After quickly hanging up the phone to pay the taxi fare and check into his hotel room, we begin talking again. The conversation quickly turns to next year and how many more world titles we can expect to see from the Northern Irishman.
Signed with Kawasaki until 2020, Rea remains positive about the next two seasons, however insists it is more important to focus on ending this year properly before then.
"From a confidence point of view, I want to do as best as I can for the rest of this year. I want to win as desperately as I did before I won the title and only after Qatar can we afford to have some slower weeks and properly enjoy what’s happened.
"I take things year on year and superbikes is changing year on year, with regulations and the format of the championship.

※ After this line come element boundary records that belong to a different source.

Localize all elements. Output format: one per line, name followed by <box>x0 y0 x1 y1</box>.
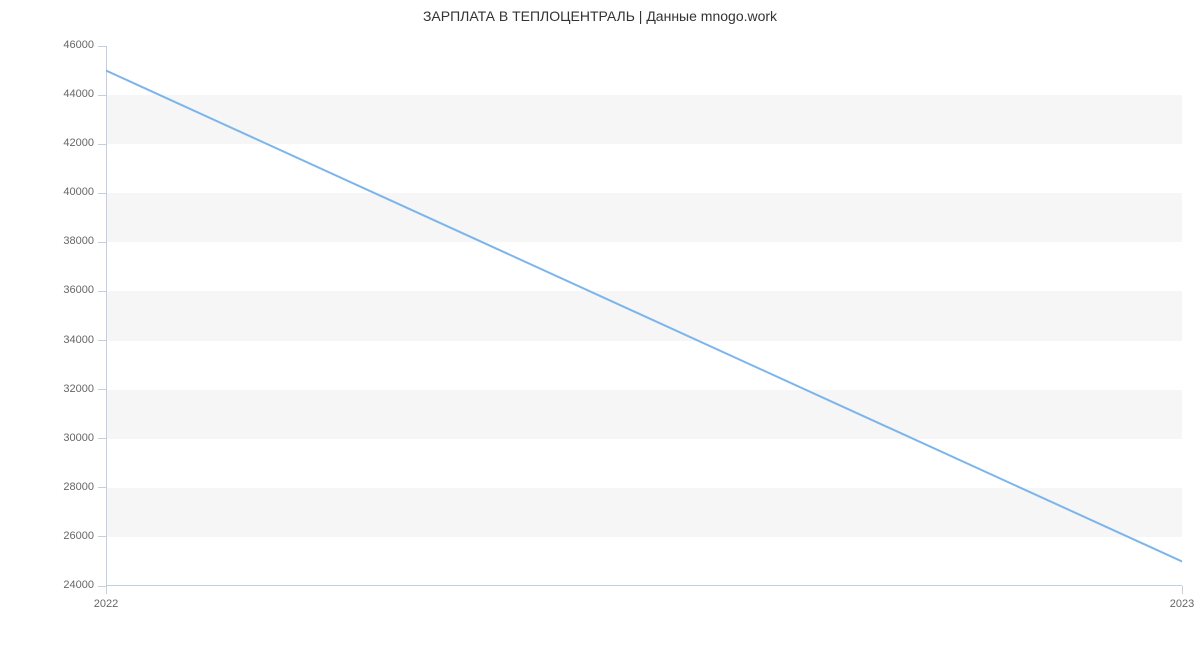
y-tick-label: 24000 <box>50 579 94 591</box>
y-tick-label: 32000 <box>50 383 94 395</box>
y-tick-mark <box>98 340 106 341</box>
series-layer <box>106 46 1182 586</box>
y-tick-label: 28000 <box>50 481 94 493</box>
chart-container: ЗАРПЛАТА В ТЕПЛОЦЕНТРАЛЬ | Данные mnogo.… <box>0 0 1200 650</box>
y-tick-mark <box>98 438 106 439</box>
y-tick-mark <box>98 389 106 390</box>
y-tick-label: 36000 <box>50 284 94 296</box>
y-tick-mark <box>98 46 106 47</box>
y-tick-label: 40000 <box>50 186 94 198</box>
x-tick-label: 2022 <box>76 598 136 610</box>
series-line-salary <box>106 71 1182 562</box>
y-tick-mark <box>98 95 106 96</box>
y-tick-mark <box>98 536 106 537</box>
y-tick-label: 44000 <box>50 88 94 100</box>
y-tick-label: 26000 <box>50 530 94 542</box>
y-tick-label: 46000 <box>50 39 94 51</box>
y-tick-label: 34000 <box>50 334 94 346</box>
plot-area: 2400026000280003000032000340003600038000… <box>106 46 1182 586</box>
y-tick-label: 42000 <box>50 137 94 149</box>
x-tick-mark <box>1182 586 1183 594</box>
y-tick-mark <box>98 242 106 243</box>
x-tick-label: 2023 <box>1152 598 1200 610</box>
y-tick-label: 38000 <box>50 235 94 247</box>
chart-title: ЗАРПЛАТА В ТЕПЛОЦЕНТРАЛЬ | Данные mnogo.… <box>0 8 1200 24</box>
y-tick-mark <box>98 291 106 292</box>
y-tick-mark <box>98 144 106 145</box>
x-tick-mark <box>106 586 107 594</box>
y-tick-label: 30000 <box>50 432 94 444</box>
y-tick-mark <box>98 487 106 488</box>
y-tick-mark <box>98 193 106 194</box>
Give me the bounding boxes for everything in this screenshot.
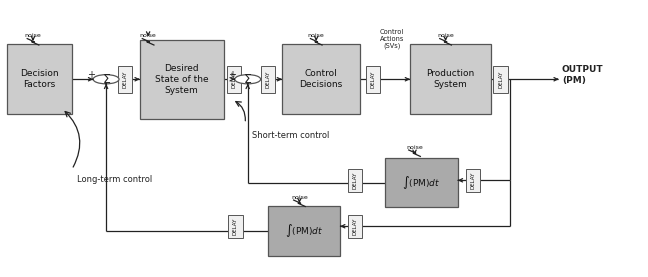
Bar xyxy=(366,66,380,93)
Text: Long-term control: Long-term control xyxy=(77,175,152,184)
Text: Control
Actions
(SVs): Control Actions (SVs) xyxy=(380,29,404,49)
Text: noise: noise xyxy=(308,33,325,38)
Circle shape xyxy=(93,75,119,84)
Text: noise: noise xyxy=(25,33,41,38)
Bar xyxy=(493,66,507,93)
Text: DELAY: DELAY xyxy=(122,71,128,88)
Text: $\int$(PM)$dt$: $\int$(PM)$dt$ xyxy=(402,174,441,191)
Text: Decision
Factors: Decision Factors xyxy=(20,69,59,89)
Bar xyxy=(466,169,480,192)
Text: Production
System: Production System xyxy=(426,69,474,89)
Text: Desired
State of the
System: Desired State of the System xyxy=(155,64,209,95)
Text: DELAY: DELAY xyxy=(265,71,270,88)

With Kawasaki, I still feel like we have a lot of potential left and that the best is yet to come.
"I don’t know where that ceiling is and I don’t know what I have left to achieve in terms of statistics, but I believe I can be competitive for at least two more seasons."
Unfortunately, despite his success, Rea’s superbike achievements have been marred by a barrage of criticism online, with some suggesting he should move on to the MotoGP paddock, rather than continuously dominating in WSB.
Fully committed to WSB
"I’m fully attached to the World Superbike championship and it feels like my home and it upsets me to hear that I get negative comments from people, but I completely understand that sport goes through these periods.
"I’m the guy winning, so for me it’s completely not boring and I’m living the dream. It’s not too long ago that people were talking about MotoGP in the same way, but now they’re in a complete golden era. But yeah, it does upset me.
What about MotoGP?
"I had an offer from an official GP team for this year, but for me it was more important to stay with Kawasaki. Superbikes is very accessible to the fans and the paddock has got more of a family atmosphere and I enjoy that.
"With 13 race weekends on the calendar, I feel like I can keep some normality in my life and I really value that. It’s time I can spend with my family and enjoy my time away from the track.
"When people talk about Kawasaki, it’s not the bike or the rider that makes the difference. I feel it’s our team – all the way from the manager to the marketing. It’s the atmosphere within the team that really makes the difference.”
Jonathan Rea’s autobiography ‘Dream. Believe. Achieve.’ is available now.